Waste is defined as anything that doesn’t add value. Eliminating waste is one of the easiest and least costly thing to do because it usually means deleting training programs or portions of training programs. If a learning activity doesn’t improve proficiency or shorten time to proficiency, it’s waste. Here are some examples of waste.
1. The Forgotten
We know that the retention rate for lectures is less than 20%. Everything that is forgotten the next day or next week is waste. At the end of a four week training program, few participants can remember what happened on the first few days.
2. Waiting Time
Companies often wait until they have enough employees to make up a class. Waiting time is often weeks or months. If the training is really important, waiting time will have a direct effect on performance.
3. Old Stuff
When training programs aren’t frequently updated, they become filled with out-of-date information, processes that have changed or are no longer used and old procedures. Take a blue pencil to these items or toss them in the trash because they are now waste.
4. Overstuffing
When you set a limited amount of time for a training program such as a day or week, there is always an urge to maximize participant time at the expense of what can actually be learned. Over time, more and more gets stuffed into the program. Imagine a week of sales training that includes the sales process, listening, communications skills, negotiating, product training, time management, prospecting, proposal writing, and presentation skills. Very little of this training will end up being used because it’s too much, too soon with too little practice. Most of it becomes waste.
5. Tests
Paper and pencil tests are relatively easy to score and easy to create. They are almost always about testing knowledge. However, there is often no correlation between doing well on a test and doing well on the job. These type of tests are often waste. Evaluating participants on-the-job is a more useful way of connecting the classroom and work.

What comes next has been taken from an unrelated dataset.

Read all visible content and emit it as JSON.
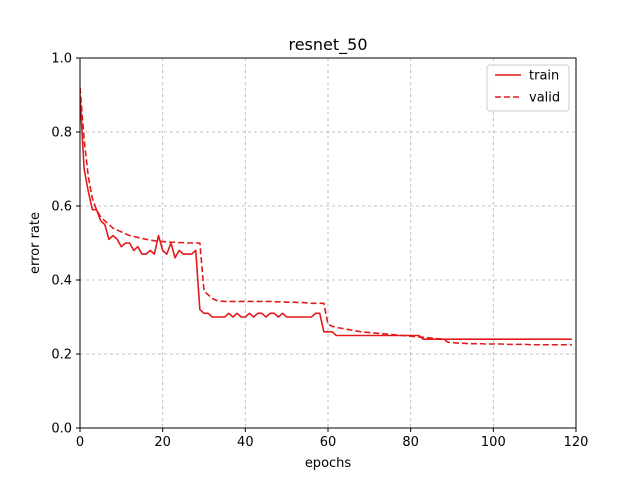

Waste exists in other forms. Please add your examples of waste.







Let me add an example that you have touched upon in another post and with which I have a great deal of interest.
Collaboration when not appropriate. To rephrase, to use the collaborative approach as the default. Group learning is not always best, so apply collaboration in the design of training (learning) only when it makes sense regarding the objectives and the learners. There is a lot of temptation to use new collaboration software, to use group problem-solving, to use teams… when using KM programs, teaching an individual, or focusing on an individual is faster. [Of course this works both ways; depending on resources, existence of BKMs, objectives, etc - a collaborative approach might be the appropriate thing.]
This is an excellent point. Using wrong methodologies or untested ones if they don’t add value they are waste.